И еще подумал крестьянин: гнев против шейхов, присказка о крови и вине – тайный знак. Собеседник его – проведчик туркменских отрядов, что разоряют окрестности столицы и кричат: «С нами истинный султан – сын Аляэддина Кей Кубада!»

Догадка, осенившая крестьянина, придала ему невиданную смелость. Щеки его зарделись, даже пятно на щеке побагровело. Он протянул руку к фляге.

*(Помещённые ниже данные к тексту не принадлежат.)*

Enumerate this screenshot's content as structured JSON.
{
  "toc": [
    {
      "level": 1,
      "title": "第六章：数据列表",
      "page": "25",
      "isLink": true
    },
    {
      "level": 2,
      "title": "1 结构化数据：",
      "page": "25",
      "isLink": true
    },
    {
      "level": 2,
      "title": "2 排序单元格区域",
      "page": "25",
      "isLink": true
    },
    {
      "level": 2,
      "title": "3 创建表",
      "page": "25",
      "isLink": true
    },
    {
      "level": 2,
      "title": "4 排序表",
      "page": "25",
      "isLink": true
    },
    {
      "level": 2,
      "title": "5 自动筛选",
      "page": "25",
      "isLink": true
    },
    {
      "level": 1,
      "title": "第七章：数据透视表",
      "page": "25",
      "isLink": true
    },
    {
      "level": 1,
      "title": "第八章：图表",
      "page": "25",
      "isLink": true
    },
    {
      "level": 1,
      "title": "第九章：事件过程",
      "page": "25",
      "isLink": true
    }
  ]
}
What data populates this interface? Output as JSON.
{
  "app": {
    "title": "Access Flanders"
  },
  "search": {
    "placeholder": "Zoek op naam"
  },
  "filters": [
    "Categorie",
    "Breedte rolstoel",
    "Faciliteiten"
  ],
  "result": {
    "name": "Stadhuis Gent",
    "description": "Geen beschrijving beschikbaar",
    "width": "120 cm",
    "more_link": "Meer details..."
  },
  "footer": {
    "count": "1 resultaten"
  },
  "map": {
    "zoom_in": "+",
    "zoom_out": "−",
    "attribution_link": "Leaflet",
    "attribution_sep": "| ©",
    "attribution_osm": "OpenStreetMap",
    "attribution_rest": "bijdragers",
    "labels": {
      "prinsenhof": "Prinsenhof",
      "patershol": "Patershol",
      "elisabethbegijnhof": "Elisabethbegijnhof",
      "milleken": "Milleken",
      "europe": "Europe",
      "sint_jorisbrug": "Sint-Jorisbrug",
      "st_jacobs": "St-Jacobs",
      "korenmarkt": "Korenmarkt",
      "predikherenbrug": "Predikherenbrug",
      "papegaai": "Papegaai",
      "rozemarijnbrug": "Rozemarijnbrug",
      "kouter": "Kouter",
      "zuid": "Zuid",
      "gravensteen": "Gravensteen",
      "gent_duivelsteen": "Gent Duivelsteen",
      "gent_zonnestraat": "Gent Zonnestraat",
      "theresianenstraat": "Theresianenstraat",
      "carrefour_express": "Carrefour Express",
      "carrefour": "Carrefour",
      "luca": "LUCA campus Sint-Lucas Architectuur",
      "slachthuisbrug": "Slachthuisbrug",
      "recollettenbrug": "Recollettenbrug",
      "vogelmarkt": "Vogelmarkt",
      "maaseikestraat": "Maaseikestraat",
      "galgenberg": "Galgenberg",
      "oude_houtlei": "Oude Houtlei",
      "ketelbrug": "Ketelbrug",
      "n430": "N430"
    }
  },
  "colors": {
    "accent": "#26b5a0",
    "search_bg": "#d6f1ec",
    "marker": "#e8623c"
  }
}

– Кто нам друг, тот пайщик в добыче!

То был клич восставших людей Баба Исхака, с которым они забирали города – Малатью, Сивас, Токат, Амасью, громили войска Гиясиддина, захватывали его знамена. И не уцелеть бы султану и его беям, если б не объединились они с френками, как теперь объединились с монголами. Ленное войско тоже ведь набиралось из крестьян, и они перебегали к Баба Исхаку. В битве при Кыршихире, где в рядах восставших сражались и женщины, только наемники-френки помогли Гиясиддину одержать победу. Все крестьяне до одного были затем порублены, кроме малых детей. Одна пятая их имущества, словно были они неверными, передана в казну, а остальное, включая женщин, поделено между воинами.

Тогда ахи не поддержали крестьян. И просчитались. Надо дать весть шейху, и поскорее. Ведь если крестьяне Баба Исхака да истинный султан, а не тот, что предал страну на поток иноземцам, да братья ахи сообща возьмутся за дело, перед ними и монголы не устоят!..

Путник как ни в чем не бывало, не выказав ни удивления, ни понимания, передал флягу крестьянину. Простофиля явно принимал его за разбойничьего проведчика или тайного посланца какого-нибудь крестьянского вожака. Меж тем он был посланцем лишь собственного сердца.

И, глядя, как скривился крестьянин после одного глотка – с непривычки, видать, слишком крепким показалось ему пальмовое вино, путник ответил:

– Для зрелого мужа добыча – лишь сердце его. И нет в той добыче пайщиков – она безраздельно отдана другу.

Он встал, давая понять, что разговор окончен. Собрал циновку. Подойдя к колодцу, почистил одежду. Сполоснул руки. Омыл лицо. И, расспросив крестьянина о городских караван-сараях, двинулся к воротам Халкабагуш, навстречу своей судьбе.

МАРДЖА-АЛЬ-БАХРАЙН

Когда путник открыл глаза, солнце уже било в купольное окошко его комнаты в караван-сарае Рисоторговцев. Во дворе слышался плеск воды, стук деревянных башмаков, голоса менял. Была суббота. Но для начала новой торговой недели в таком большом караван-сарае было тихо. Гостей немного, половина келей пустовала.

Он давно уже не останавливался ни в дервишских обителях – ханаках, ни в медресе. В обителях нужно было подчиняться порядкам, установленным шейхом, участвовать в маджлисах. Он не желал стеснять своей свободы и к тому же не принадлежал ни к одному из суфийских толков. Он был не из них.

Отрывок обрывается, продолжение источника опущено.